Interview de Mathilde Lemoine : Directeur des Etudes Economique et de la Stratégie Marchés de HSBC France

Mathilde Lemoine

Directeur des Etudes Economique et de la Stratégie Marchés de HSBC France

Vers une stabilisation du marché immobilier français en 2011

Publié le 23 Novembre 2010

Vous venez récemment de publier votre étude sur le marché immobilier français. Votre thèse principale réside alors dans une consolidation de ce marché en 2011. Pourquoi ?
Les prix ne se sont pas suffisamment ajustés à la baisse alors que nous sortons d’une bulle immobilière qui avait entraîné un doublement des prix sur dix ans.
La crise a bien sûr engendré une chute brutale des transactions et des prix mais les subventions publiques et la baisse record des taux d’emprunt immobilier ont permis un redémarrage du marché immobilier français alors même que les prix dans l’ancien n’ont reculé que de -7.1% en 2009. Parallèlement les inquiétudes sur le marché des obligations et le marché des actions se sont renforcées, ce qui a conduit les investisseurs à s’orienter vers les actifs immobiliers.
En conséquence, les ventes ont rebondi et stoppé l’ajustement des prix. Au deuxième trimestre 2010 les ventes de logements neufs n’étaient plus que de 2% inférieures à celles d’avant crise, c'est-à-dire à celles observées entre 2004 et 2007. Et après être remontés de 8% depuis le premier trimestre 2009, les prix des logements neufs sont désormais 5% supérieurs à leur niveau du troisième trimestre 2007.

Dans l’ancien, le redémarrage des ventes et des prix a été semblable mais moins marqué. Au deuxième trimestre 2010, les transactions étaient encore 15% inférieures à leur nombre d’avant crise et les prix 4% inférieurs à leur niveau d’avant crise.

Il est fort possible que les prix poursuivent leur ascension tant que les taux d’emprunt restent si bas. Mais cela risque d’engendrer au final une nouvelle dégradation de la capacité d’achat des ménages et la sortie de certains ménages du marché des primo-accédants.

Au-delà de la dégradation de la capacité d’achat des ménages, quels sont les autres grands risques qui pèsent sur le marché actuellement ?
Le marché immobilier est très sensible aux taux d’intérêt. Tout ce qui peut avoir une influence sur l’évolution du taux d’intérêt a alors une très grande importance.

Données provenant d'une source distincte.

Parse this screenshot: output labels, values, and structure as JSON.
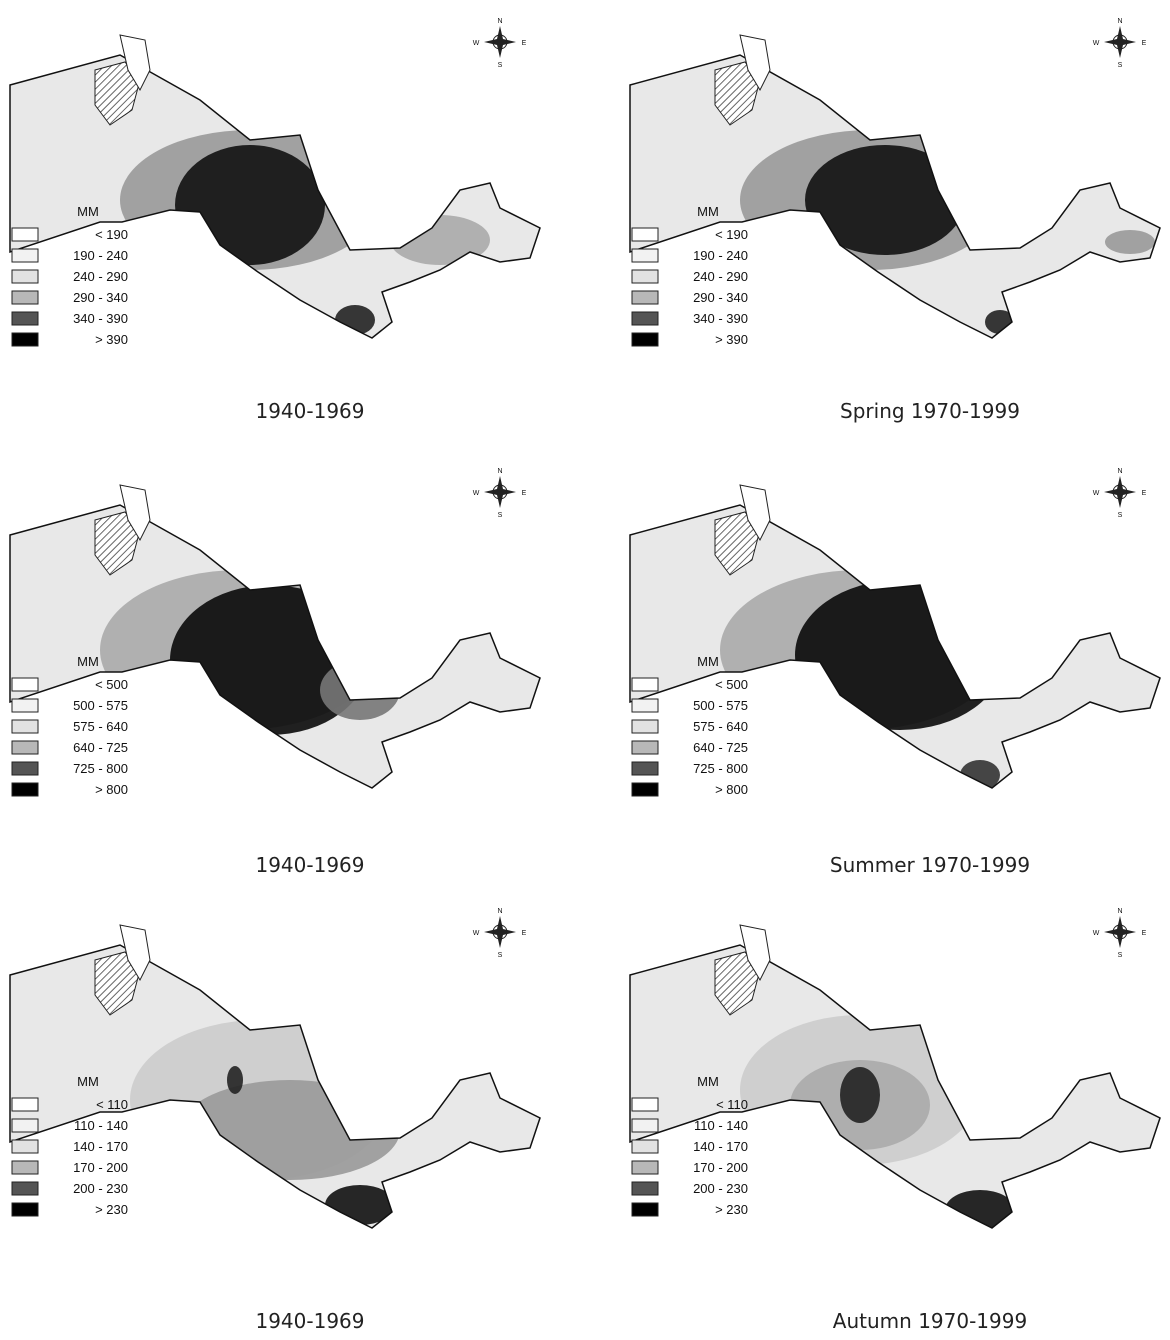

Aujourd’hui la politique monétaire de la Réserve Fédérale est essentielle pour le marché immobilier français comme la crise des dettes souveraines en Europe.

Comment voyez-vous évoluer ces taux ?
Nous envisageons encore une légère baisse des taux d‘intérêt et donc d’emprunt d’ici fin 2011, qui pourrait être suivie d’une stabilisation puis d’une remontée progressive en 2012.

De quelle manière s’inscrit l’état du marché immobilier français par rapport aux autres grands marchés immobiliers européens ou par rapport au marché immobilier américain ?
Le marché immobilier américain est totalement paralysé parce que les ménages sont dans un processus de désendettement. Par conséquent la politique monétaire a peu d’effet sur la stimulation à l’achat.
Du côté français, les ménages sont moins endettés. Leur taux d’endettement représentait seulement 76.6% de leur revenu disponible en 2010. Le taux d’épargne se situe aux alentours de 16%. Ils ont alors une plus grande capacité à revenir sur le marché. Ce qui explique que la politique monétaire fonctionne mieux. Il en est de même au Royaume Uni, où la crise immobilière a pu être enrayée par les différentes actions prises par la Banque d’Angleterre. Les allemands sont dans une situation très différente puisque les Gouvernements ont privilégié la location à l’achat. Enfin, en Italie, le marché redémarre mais moins fortement car la politique publique de soutien à l’achat est moins importante.